I recently received a few things from a friend, who has recently moved to Morocco in search of creating some very nice reproduction historic goods.  Among the items I have received from him are a couple pairs of slippers (a pair for me and one for my wife) and a leather document folio.

These items are amazing.  The leather is fantastic, as is the color and craftsmanship.  I have only worn the slippers for a short bit but I am looking forward to them as an option as I head to my first historic event of the year in less than a month.  One of the coolest things about these goods is how they are being made in about as historically correct a manner is possible today.  The following is a quote from a recent post he made:

My dyed leather is currently being done in Marrakech by a privately owned Berber tannery (why its so nice). I worked at the Rabat tannery from November till February and worked along as well as supervised everything going on with my own leather. While there I basically learned everything I could about selection, tanning and processing leather (sheep, cow and goat) along with dying for red and green Moroccan leather. I ended up having to do this as there was nothing available on the open market here that was comparable to historic Moroccan leathers as the tourist trade destroyed the last of the historic tanning dyers in the 1980s. After perfecting the dye formulas in Rabat and finding a indoor tannery (I had to after the tannery was flooded by 1-2″ of rain and everything was destroyed I had worked on) I’m now having my leather vegetable tanned in Marrakech and is now “pit dyed” (it sits indoors in a vat for upwards of a week depending on the color) in stainless steel vats (no longer open pits with dead animal parts, garbage, rain water, etc going into the open air pits) indoors using my dying formulas I worked out in Rabat.
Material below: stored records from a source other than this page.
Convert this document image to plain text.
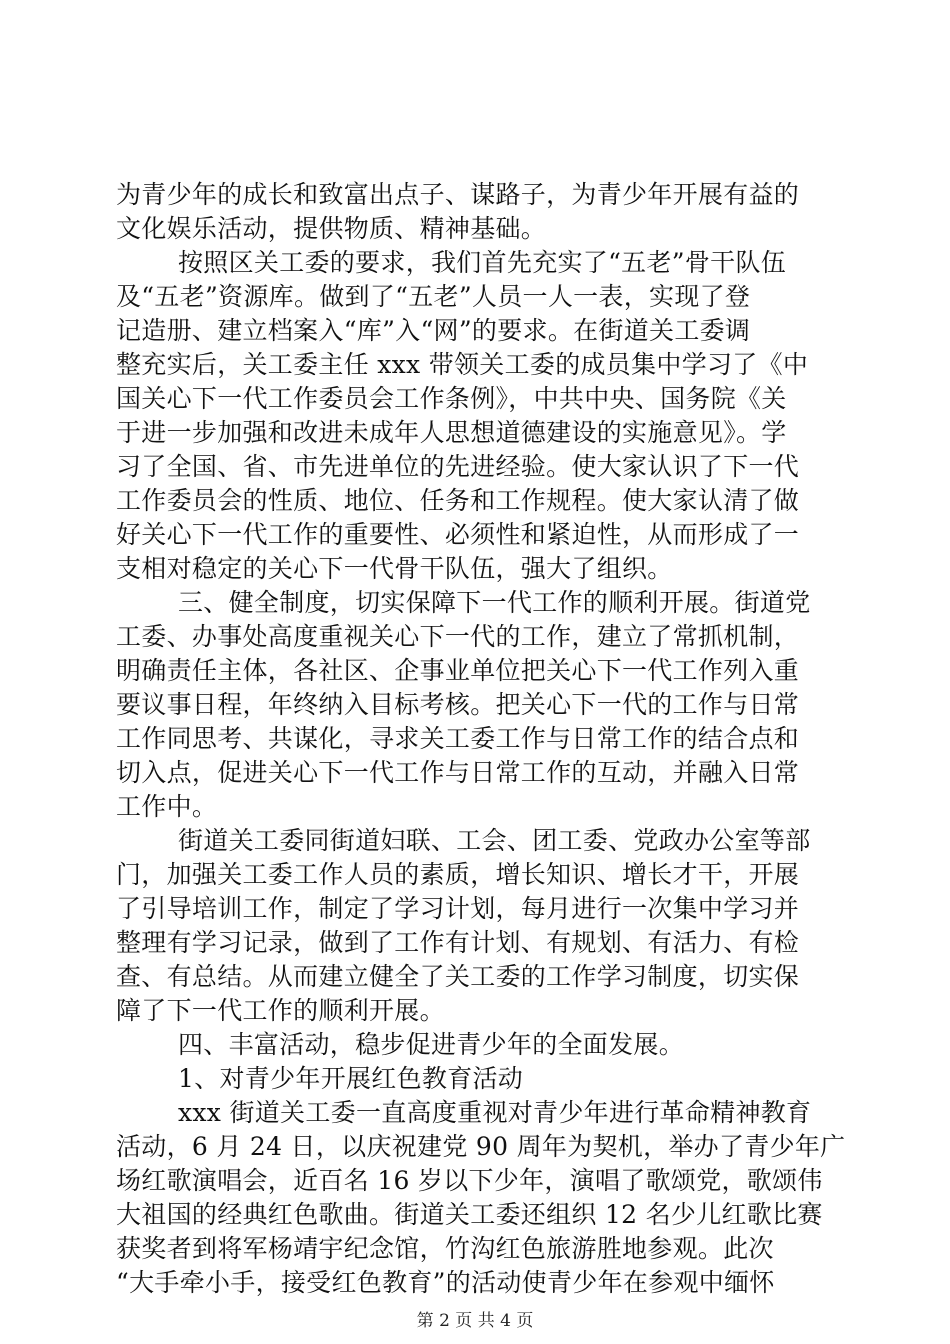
为青少年的成长和致富出点子、谋路子，为青少年开展有益的
文化娱乐活动，提供物质、精神基础。
按照区关工委的要求，我们首先充实了“五老”骨干队伍
及“五老”资源库。做到了“五老”人员一人一表，实现了登
记造册、建立档案入“库”入“网”的要求。在街道关工委调
整充实后，关工委主任 xxx 带领关工委的成员集中学习了《中
国关心下一代工作委员会工作条例》，中共中央、国务院《关
于进一步加强和改进未成年人思想道德建设的实施意见》。学
习了全国、省、市先进单位的先进经验。使大家认识了下一代
工作委员会的性质、地位、任务和工作规程。使大家认清了做
好关心下一代工作的重要性、必须性和紧迫性，从而形成了一
支相对稳定的关心下一代骨干队伍，强大了组织。
三、健全制度，切实保障下一代工作的顺利开展。街道党
工委、办事处高度重视关心下一代的工作，建立了常抓机制，
明确责任主体，各社区、企事业单位把关心下一代工作列入重
要议事日程，年终纳入目标考核。把关心下一代的工作与日常
工作同思考、共谋化，寻求关工委工作与日常工作的结合点和
切入点，促进关心下一代工作与日常工作的互动，并融入日常
工作中。
街道关工委同街道妇联、工会、团工委、党政办公室等部
门，加强关工委工作人员的素质，增长知识、增长才干，开展
了引导培训工作，制定了学习计划，每月进行一次集中学习并
整理有学习记录，做到了工作有计划、有规划、有活力、有检
查、有总结。从而建立健全了关工委的工作学习制度，切实保
障了下一代工作的顺利开展。
四、丰富活动，稳步促进青少年的全面发展。
1、对青少年开展红色教育活动
xxx 街道关工委一直高度重视对青少年进行革命精神教育
活动，6 月 24 日，以庆祝建党 90 周年为契机，举办了青少年广
场红歌演唱会，近百名 16 岁以下少年，演唱了歌颂党，歌颂伟
大祖国的经典红色歌曲。街道关工委还组织 12 名少儿红歌比赛
获奖者到将军杨靖宇纪念馆，竹沟红色旅游胜地参观。此次
“大手牵小手，接受红色教育”的活动使青少年在参观中缅怀
第 2 页 共 4 页
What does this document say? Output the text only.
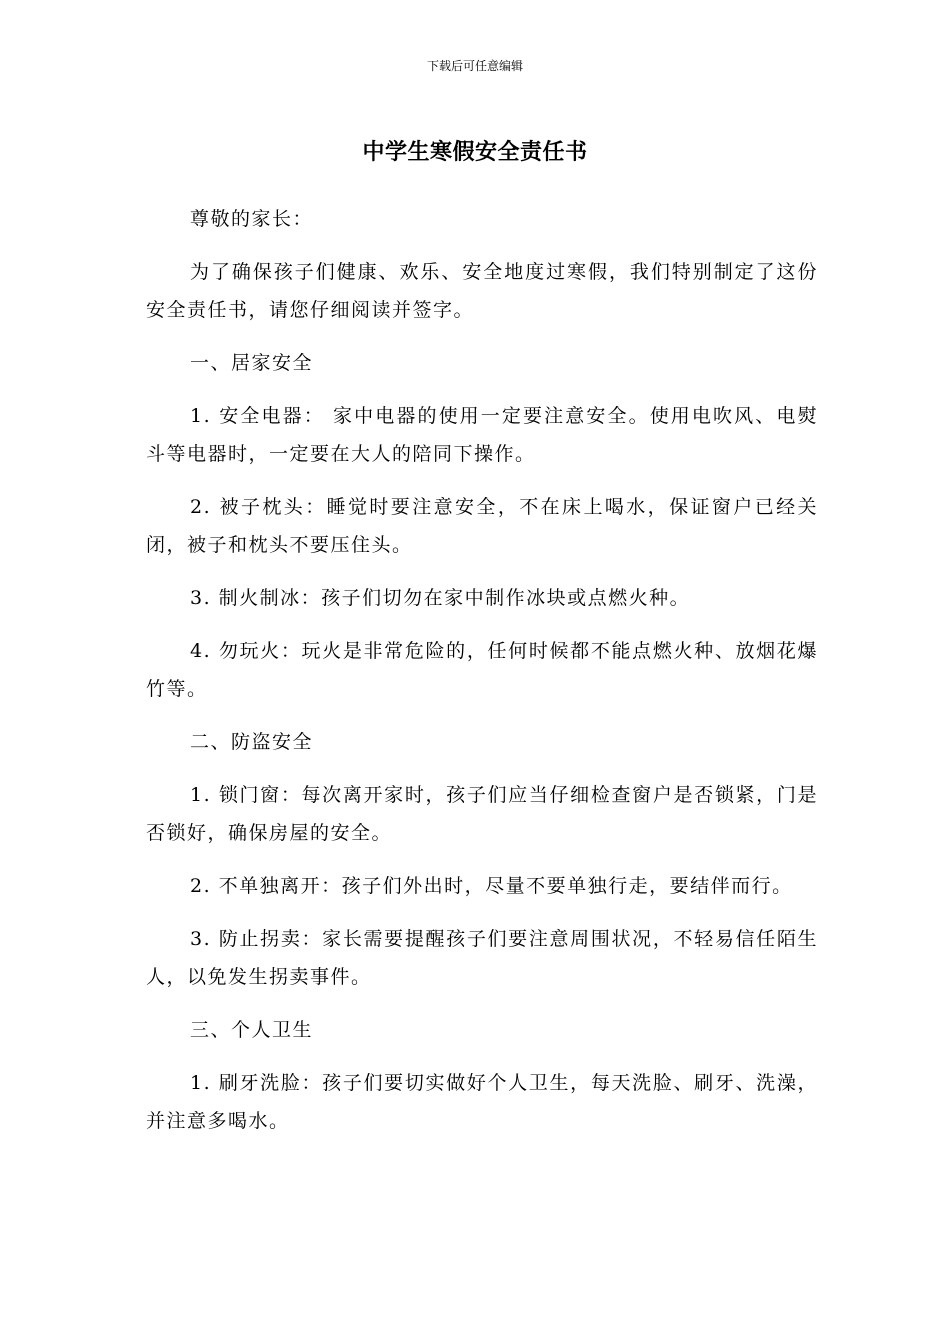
下载后可任意编辑
中学生寒假安全责任书

尊敬的家长：

为了确保孩子们健康、欢乐、安全地度过寒假，我们特别制定了这份安全责任书，请您仔细阅读并签字。

一、居家安全

1. 安全电器： 家中电器的使用一定要注意安全。使用电吹风、电熨斗等电器时，一定要在大人的陪同下操作。

2. 被子枕头：睡觉时要注意安全，不在床上喝水，保证窗户已经关闭，被子和枕头不要压住头。

3. 制火制冰：孩子们切勿在家中制作冰块或点燃火种。

4. 勿玩火：玩火是非常危险的，任何时候都不能点燃火种、放烟花爆竹等。

二、防盗安全

1. 锁门窗：每次离开家时，孩子们应当仔细检查窗户是否锁紧，门是否锁好，确保房屋的安全。

2. 不单独离开：孩子们外出时，尽量不要单独行走，要结伴而行。

3. 防止拐卖：家长需要提醒孩子们要注意周围状况，不轻易信任陌生人，以免发生拐卖事件。

三、个人卫生

1. 刷牙洗脸：孩子们要切实做好个人卫生，每天洗脸、刷牙、洗澡，并注意多喝水。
This is why the leather is so nice now and there is no longer stuff like pink leather from raining and having the pits diluted or having spotty leather from bird crap going into the pit. Originally this stuff was all done during the dry season here by armies of slaves (seriously, until the 1920s, and ex slaves kept working the tanneries until the 1950s-60s) wading naked in the dye pits continuously and tending to them but I don’t have that luxury. Being the only person in the world doing this stuff (there are a handful of dye pits in Fes, Morocco to show to tourist they throw chrome tan leather in, the s4!t is horrendous) I’m doing my best lol.

I am very impressed with this stuff.